Across Europe and the U.S., fears over immigration, terrorism and crime have risen in recent years and become a prominent fixture in political discourse, especially when it comes to the world’s biggest religion: Islam.
But with the increased scrutiny of Islam has come a great deal of misinformation, so much so that most countries, including the U.S., wildly overestimate their Muslim populations, according to a recent study.
In a study entitled “The Perils of Perception,” polling agency Ipsos MORI reported that, on average, Americans guessed that the percentage of people in the U.S. was 17 percent, far above the actual number, one percent, according to the Pew Research Center.
But Americans were not even the most incorrect when it came to estimating the prevalence of Muslims in their country.
In France, which has suffered three mass terrorist attacks linked to Islamic terror groups since January 2015, the average guess for the percentage of the Muslim population was 31 percent, while the actual number is 7.5 percent. In Germany, where the government’s decision to accept hundreds of thousands of refugees, many from the Middle East, was met with intense opposition, people overshot the actual number by an average of 16 percentage points. In Italy, where Pew reports that 69 percent of the population has an unfavorable view of Muslims in the country, the difference between the average guess and reality was 17 percent.
According to Pew, there are 3.3 million Muslims in the U.S. If the average guess of 17 percent was correct, there would be 55 million (the U.S. population is a little over 325 million).
According to the HuffPost/YouGov poll, a majority of Americans have a somewhat or very unfavorable view of Islam. Similarly, 53 percent of the population believe Muslims are not doing enough to combat radicalism in their own communities, and 60 percent believe the U.S. is at war with “radical Islamic terrorism,” according to polls from PRRI and Rasmussen Reports, respectively.

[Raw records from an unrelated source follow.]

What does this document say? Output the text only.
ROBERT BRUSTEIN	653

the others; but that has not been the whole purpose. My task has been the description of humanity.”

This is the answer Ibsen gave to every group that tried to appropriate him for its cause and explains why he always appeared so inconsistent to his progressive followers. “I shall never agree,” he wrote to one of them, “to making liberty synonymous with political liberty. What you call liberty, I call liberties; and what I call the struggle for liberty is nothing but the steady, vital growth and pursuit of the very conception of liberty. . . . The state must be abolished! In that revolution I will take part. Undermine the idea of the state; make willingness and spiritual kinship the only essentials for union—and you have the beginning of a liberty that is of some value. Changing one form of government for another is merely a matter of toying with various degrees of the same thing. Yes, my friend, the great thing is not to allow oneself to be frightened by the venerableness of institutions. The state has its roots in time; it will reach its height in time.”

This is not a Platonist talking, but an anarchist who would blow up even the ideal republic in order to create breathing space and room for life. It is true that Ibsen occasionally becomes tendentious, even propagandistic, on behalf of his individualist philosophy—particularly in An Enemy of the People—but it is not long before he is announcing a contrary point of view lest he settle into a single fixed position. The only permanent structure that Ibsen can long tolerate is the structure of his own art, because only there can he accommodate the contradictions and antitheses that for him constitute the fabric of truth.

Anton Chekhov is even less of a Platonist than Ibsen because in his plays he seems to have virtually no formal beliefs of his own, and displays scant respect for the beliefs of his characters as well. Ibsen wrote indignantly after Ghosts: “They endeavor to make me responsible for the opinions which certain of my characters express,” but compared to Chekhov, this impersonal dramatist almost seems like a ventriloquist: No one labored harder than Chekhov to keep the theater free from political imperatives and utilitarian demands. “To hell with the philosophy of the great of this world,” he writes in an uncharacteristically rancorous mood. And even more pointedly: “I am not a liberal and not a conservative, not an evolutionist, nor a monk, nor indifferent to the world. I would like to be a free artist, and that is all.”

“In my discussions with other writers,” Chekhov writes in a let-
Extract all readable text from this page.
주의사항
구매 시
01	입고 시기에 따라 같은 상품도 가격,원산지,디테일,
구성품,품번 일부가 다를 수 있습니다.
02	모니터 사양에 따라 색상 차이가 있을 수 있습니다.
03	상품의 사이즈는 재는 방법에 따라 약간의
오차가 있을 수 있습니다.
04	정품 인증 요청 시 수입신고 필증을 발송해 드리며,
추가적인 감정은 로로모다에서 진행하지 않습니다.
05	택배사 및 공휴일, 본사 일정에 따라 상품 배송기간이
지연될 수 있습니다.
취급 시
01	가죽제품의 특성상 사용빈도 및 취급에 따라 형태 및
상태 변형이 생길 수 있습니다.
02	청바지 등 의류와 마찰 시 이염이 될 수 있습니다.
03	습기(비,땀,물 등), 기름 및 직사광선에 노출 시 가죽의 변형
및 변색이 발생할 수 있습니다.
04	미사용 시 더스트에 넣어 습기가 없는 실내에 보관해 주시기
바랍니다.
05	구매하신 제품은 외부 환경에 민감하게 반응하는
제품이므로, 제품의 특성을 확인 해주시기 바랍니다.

In the recent presidential election, Republican Donald Trump’s pledge to combat “radical Islamic terrorism” and proposal for a Muslim registry to prevent refugees from war-torn Islamic countries from entering the U.S. generated controversy and criticism but was cheered by his supporters. Concerns about terrorism are at their highest in more than a decade, according to CNN.
In addition, fears that sharia law, the law governing the Islamic faith, will be implemented in the United States have increased in recent months, boosted by false news reports claiming that activists and lawmakers have either implemented or tried to implement the law in Texas, Michigan, Colorado, Washington and in the U.S. Congress, according to Snopes.com.
The Ipsos MORI poll also asked participants to estimate what percentage of their population will be Muslim by 2020. Again, Americans wildly overestimated, saying 23 percent of the U.S. would be Muslim. Current projections have the actual number at 1.1 percent. According to a Pew poll, just 36 percent of Americans say they know someone who is Muslim.
On the opposite end of the spectrum, the poll revealed that countries that are mostly Muslim, such as Turkey and Indonesia, actually underestimate the percentage of the population that is Muslim. In particular, the Turkish people undershot the right answer by 17 percentage points.